Virna GÜMÜŞGERDAN Toplum
26 Eylül 2018 Çarşamba

Türk Yahudilerinin yaşamına dair envanter teşkil edebilecek kitapların devamı niteliğindeki, tarih boyunca Trakya ve Anadolu’daki Yahudi yerleşim yerlerini mercek altına alan bu iki ciltlik eser, eşsiz bir referans kaynağı olacak.

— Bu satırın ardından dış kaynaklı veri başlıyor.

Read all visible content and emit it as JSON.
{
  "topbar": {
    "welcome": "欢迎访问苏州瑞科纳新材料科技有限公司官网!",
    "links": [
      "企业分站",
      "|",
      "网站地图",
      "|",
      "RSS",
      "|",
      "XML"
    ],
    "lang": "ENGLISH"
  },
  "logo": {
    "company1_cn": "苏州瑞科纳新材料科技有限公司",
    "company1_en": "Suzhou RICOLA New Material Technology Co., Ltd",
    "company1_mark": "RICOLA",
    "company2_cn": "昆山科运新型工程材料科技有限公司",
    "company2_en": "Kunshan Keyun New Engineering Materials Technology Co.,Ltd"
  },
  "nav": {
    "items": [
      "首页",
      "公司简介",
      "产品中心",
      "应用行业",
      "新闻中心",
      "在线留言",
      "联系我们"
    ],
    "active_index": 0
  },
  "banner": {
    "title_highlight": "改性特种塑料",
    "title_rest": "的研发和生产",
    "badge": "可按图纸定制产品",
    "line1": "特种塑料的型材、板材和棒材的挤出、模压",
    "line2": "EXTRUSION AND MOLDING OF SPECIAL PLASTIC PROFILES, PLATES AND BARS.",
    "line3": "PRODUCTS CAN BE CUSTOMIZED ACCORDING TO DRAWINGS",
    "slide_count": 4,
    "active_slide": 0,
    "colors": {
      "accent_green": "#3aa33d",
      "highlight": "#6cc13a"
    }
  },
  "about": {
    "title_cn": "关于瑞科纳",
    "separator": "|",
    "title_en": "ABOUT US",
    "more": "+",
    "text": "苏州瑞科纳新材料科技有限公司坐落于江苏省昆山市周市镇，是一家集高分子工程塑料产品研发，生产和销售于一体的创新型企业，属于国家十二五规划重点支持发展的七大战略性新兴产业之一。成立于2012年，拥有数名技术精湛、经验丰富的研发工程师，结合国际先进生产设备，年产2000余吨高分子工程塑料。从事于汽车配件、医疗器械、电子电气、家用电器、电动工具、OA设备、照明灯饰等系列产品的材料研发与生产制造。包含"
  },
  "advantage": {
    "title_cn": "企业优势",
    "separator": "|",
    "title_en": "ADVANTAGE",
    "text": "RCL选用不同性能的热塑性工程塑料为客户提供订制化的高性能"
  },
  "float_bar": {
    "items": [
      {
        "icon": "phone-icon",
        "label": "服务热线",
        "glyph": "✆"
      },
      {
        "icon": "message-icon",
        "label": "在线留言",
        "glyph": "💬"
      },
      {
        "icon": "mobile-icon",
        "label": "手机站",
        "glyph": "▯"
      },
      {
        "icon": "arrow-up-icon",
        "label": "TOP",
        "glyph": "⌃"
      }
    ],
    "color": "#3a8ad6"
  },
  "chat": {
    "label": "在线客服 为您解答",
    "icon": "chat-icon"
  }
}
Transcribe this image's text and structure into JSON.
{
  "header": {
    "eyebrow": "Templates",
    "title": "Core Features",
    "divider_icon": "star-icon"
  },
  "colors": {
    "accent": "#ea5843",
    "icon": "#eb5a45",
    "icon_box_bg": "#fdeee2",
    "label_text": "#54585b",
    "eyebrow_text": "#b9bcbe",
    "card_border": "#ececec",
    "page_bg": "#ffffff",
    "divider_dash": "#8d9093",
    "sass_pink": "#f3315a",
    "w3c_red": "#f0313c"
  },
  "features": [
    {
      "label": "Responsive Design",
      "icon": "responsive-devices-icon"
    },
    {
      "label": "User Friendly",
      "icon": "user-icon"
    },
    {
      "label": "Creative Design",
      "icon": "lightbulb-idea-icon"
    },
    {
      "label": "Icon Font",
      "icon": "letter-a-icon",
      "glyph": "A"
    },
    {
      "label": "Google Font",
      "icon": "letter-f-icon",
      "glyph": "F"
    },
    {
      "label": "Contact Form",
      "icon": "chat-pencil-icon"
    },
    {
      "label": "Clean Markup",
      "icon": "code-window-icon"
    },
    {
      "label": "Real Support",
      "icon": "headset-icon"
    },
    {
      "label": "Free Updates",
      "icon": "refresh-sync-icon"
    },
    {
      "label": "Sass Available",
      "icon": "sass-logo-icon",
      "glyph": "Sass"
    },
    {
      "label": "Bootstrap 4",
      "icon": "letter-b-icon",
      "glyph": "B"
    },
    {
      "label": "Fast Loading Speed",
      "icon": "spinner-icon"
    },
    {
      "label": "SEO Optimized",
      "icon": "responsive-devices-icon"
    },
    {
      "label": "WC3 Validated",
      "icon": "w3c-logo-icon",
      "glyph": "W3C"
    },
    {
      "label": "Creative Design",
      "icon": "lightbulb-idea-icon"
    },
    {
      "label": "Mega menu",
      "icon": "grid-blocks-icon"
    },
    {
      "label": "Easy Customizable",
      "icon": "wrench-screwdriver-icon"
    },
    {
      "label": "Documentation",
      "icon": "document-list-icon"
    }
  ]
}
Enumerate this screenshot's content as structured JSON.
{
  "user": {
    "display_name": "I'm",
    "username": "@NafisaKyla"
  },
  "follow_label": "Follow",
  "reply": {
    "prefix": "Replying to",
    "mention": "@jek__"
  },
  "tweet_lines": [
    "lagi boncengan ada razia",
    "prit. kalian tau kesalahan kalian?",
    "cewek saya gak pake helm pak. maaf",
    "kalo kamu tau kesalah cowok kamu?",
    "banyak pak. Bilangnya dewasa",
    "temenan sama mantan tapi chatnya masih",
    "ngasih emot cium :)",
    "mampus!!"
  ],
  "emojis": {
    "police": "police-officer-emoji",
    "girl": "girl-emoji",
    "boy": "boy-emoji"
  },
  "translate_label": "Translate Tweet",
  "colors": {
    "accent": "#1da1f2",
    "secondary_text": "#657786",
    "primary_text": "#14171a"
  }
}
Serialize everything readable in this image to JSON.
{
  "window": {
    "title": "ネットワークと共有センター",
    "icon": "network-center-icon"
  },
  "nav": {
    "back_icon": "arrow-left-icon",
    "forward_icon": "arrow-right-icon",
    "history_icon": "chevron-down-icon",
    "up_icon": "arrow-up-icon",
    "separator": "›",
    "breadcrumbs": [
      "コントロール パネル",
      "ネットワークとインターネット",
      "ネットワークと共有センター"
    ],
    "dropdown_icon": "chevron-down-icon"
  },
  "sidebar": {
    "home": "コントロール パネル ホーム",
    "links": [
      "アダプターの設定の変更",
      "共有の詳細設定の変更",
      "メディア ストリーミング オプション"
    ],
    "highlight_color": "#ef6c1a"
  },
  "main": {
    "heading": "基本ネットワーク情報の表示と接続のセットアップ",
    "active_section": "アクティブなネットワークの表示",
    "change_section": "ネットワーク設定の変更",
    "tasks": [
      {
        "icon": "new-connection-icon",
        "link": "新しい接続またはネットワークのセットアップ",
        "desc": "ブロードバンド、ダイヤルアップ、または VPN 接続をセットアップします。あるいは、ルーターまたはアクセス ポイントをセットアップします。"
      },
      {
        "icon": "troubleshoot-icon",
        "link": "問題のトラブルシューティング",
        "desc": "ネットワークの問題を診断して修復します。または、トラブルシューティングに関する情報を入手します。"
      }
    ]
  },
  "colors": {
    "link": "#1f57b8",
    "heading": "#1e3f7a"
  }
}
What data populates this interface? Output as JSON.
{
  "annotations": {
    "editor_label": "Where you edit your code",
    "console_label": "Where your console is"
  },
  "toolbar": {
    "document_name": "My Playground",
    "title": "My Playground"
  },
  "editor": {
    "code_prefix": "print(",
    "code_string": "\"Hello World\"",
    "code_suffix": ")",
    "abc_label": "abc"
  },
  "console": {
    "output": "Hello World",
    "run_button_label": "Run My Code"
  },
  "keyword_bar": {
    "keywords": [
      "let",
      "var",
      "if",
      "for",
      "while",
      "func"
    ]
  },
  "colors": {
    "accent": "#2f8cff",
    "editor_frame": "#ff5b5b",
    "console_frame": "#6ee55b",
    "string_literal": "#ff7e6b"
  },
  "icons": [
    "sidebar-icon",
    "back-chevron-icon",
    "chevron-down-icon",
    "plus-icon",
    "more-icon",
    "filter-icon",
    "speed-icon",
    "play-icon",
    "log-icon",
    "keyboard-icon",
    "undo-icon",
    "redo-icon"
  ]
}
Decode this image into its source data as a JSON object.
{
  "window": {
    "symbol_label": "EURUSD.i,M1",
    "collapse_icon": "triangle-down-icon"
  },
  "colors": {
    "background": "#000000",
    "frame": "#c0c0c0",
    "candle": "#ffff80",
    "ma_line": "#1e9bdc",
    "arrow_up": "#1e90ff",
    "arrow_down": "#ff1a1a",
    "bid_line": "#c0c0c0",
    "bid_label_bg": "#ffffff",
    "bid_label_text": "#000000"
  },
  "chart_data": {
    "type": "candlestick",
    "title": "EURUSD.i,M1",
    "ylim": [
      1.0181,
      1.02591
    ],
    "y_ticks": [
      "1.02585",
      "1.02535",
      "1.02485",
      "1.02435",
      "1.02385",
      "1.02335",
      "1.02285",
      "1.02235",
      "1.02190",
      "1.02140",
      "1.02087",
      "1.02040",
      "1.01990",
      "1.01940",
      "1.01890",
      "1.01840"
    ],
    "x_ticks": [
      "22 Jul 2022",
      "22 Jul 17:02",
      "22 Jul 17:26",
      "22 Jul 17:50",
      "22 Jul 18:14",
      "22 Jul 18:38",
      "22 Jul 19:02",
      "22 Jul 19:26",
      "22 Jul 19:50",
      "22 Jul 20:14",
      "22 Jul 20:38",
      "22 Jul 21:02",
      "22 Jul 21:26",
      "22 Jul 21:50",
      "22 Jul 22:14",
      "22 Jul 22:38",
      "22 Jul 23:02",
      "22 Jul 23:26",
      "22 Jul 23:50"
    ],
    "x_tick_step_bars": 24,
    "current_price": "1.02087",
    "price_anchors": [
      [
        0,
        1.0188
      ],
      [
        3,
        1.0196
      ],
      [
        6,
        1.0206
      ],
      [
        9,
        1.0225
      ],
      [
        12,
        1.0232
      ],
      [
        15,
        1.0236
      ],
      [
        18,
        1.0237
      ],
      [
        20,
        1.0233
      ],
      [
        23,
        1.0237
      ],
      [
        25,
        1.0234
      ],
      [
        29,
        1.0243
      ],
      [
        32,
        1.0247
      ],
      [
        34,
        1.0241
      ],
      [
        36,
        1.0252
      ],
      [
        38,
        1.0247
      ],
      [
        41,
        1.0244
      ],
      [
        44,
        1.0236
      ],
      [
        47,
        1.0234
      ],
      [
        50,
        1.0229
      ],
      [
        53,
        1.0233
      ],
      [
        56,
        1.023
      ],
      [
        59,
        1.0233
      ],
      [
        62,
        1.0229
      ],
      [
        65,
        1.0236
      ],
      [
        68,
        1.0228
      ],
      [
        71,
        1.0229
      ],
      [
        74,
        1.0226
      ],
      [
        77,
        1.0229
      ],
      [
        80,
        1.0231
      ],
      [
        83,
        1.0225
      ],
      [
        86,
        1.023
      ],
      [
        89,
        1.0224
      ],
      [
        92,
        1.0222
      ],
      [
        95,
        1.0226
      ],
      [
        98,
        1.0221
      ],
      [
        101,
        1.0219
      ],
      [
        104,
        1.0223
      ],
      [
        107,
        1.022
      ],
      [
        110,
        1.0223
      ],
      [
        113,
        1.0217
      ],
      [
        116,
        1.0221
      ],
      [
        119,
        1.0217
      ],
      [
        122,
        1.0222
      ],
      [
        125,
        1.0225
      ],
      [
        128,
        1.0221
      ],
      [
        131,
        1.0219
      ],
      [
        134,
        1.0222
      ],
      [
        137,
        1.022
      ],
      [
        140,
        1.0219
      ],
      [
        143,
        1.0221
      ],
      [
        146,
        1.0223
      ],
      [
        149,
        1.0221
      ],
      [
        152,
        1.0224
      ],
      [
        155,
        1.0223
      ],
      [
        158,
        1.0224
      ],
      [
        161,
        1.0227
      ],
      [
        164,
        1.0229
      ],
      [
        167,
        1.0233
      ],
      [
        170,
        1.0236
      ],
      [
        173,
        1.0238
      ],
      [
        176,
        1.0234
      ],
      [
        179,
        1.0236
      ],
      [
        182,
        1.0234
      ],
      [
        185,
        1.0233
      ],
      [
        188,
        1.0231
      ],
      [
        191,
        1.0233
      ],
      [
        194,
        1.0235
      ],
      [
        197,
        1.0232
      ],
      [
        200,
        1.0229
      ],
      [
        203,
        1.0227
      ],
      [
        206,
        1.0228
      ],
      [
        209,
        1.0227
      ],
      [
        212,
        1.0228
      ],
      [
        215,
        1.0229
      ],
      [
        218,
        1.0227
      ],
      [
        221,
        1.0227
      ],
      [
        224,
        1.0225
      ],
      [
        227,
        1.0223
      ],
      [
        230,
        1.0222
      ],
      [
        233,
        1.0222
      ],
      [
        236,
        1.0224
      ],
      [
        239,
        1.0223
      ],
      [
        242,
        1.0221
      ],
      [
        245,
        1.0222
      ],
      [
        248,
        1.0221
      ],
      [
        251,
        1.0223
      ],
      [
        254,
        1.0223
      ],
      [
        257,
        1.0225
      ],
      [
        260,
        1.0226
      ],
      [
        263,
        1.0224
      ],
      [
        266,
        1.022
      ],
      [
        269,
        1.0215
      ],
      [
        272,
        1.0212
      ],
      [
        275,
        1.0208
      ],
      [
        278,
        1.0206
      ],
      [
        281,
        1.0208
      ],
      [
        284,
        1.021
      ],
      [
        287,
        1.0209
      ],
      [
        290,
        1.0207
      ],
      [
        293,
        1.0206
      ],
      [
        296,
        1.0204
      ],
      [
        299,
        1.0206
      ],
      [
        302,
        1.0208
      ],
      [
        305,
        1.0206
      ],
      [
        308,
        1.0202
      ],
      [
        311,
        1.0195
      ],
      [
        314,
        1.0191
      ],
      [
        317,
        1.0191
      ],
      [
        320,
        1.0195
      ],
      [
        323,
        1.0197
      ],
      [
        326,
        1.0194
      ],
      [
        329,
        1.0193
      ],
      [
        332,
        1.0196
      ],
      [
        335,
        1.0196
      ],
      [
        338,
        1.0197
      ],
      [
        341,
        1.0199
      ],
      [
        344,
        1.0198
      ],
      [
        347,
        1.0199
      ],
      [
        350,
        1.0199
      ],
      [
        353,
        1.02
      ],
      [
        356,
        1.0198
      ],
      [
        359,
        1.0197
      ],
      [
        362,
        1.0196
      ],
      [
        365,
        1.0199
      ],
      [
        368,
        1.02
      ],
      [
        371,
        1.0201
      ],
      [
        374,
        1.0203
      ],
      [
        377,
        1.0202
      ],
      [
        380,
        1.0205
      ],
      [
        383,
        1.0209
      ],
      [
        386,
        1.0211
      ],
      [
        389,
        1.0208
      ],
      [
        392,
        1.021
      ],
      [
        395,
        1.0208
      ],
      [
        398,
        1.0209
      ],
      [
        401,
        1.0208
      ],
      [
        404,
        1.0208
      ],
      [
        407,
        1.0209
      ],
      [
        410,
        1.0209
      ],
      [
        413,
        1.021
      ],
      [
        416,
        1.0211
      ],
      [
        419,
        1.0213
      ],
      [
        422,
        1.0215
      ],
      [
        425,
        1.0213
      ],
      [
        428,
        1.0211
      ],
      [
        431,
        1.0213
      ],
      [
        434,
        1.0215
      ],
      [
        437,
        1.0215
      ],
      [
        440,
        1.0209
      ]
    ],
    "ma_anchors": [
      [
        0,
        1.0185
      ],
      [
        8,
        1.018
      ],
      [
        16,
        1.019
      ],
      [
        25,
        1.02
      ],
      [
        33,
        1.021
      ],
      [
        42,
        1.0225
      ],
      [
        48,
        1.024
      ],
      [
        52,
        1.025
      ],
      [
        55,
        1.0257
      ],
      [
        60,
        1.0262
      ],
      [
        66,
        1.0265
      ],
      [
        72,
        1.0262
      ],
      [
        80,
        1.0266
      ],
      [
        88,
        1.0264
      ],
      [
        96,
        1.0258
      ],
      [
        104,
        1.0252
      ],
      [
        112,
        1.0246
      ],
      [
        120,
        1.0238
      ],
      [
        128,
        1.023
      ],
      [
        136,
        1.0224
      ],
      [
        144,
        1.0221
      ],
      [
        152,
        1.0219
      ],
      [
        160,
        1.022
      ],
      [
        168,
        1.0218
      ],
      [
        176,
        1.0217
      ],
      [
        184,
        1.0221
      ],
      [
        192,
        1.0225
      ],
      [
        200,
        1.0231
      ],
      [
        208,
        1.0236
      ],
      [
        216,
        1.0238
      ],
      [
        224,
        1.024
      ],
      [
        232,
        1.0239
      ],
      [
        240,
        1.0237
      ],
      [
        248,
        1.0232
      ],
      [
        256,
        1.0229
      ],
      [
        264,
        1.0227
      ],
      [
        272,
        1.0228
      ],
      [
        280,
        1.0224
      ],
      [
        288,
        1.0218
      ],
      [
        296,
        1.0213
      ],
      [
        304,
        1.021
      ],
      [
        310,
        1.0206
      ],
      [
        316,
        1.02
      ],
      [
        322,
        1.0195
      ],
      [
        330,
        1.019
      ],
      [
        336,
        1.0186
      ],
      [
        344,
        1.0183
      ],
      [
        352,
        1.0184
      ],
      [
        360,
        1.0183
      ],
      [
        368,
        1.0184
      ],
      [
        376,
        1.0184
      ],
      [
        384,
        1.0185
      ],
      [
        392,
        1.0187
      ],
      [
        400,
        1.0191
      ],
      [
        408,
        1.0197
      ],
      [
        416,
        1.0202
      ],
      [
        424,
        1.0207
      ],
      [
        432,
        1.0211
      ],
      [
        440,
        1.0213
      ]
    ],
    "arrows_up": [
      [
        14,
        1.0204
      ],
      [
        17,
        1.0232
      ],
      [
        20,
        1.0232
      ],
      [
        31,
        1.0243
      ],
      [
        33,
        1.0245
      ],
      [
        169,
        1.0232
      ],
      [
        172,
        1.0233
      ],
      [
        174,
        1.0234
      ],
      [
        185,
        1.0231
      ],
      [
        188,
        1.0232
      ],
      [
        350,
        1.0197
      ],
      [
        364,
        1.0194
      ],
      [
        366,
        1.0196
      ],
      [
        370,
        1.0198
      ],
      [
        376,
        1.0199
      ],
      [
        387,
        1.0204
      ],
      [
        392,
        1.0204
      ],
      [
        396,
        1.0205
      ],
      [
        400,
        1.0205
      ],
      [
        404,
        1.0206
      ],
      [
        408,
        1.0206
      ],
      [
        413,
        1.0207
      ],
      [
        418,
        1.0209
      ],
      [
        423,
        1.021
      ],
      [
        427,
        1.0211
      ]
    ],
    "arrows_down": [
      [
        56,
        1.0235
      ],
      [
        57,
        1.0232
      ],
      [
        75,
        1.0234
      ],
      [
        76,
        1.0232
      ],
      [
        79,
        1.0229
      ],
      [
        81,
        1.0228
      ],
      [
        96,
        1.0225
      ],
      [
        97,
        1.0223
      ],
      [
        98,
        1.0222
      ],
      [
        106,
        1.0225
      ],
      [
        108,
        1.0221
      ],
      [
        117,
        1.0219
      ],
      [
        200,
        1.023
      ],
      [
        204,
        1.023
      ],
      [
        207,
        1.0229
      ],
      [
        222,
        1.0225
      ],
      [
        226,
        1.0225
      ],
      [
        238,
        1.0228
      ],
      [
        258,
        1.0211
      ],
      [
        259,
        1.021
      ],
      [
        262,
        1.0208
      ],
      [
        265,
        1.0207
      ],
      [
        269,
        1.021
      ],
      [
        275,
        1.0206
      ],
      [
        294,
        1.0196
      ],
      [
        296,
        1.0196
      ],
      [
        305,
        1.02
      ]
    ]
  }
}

  Lansmanı 14 Ekim’de Yahudi Kültürü Avrupa Günü’nde gerçekleşecek ‘Tarih Boyunca Trakya ve Anadolu’da Yahudi Yerleşim Yerleri’ eserini, Güleryüz’ün kendi ağzından dinledik.

 

“Bu on dördüncü kitabımın amacı, nüfusu daha 20. yüzyılın başında 90 bin kadar iken günümüzde 17 bin civarına düşen Türk Yahudilerinin tarih boyunca yurdumuzun hangi bölgelerinde yerleşip yaşadıklarını, bazılarının halen rastlanıyorsa da çoğu zaman esamisi bile okunmayan izlerini kayda almak.”

 

Öncelikle bu eserin altında çok derin ve detaylı bir araştırma olduğu çok kolaylıkla anlaşılabiliyor. Bu eserin arka planında kaç yıllık bir çalışmanız var?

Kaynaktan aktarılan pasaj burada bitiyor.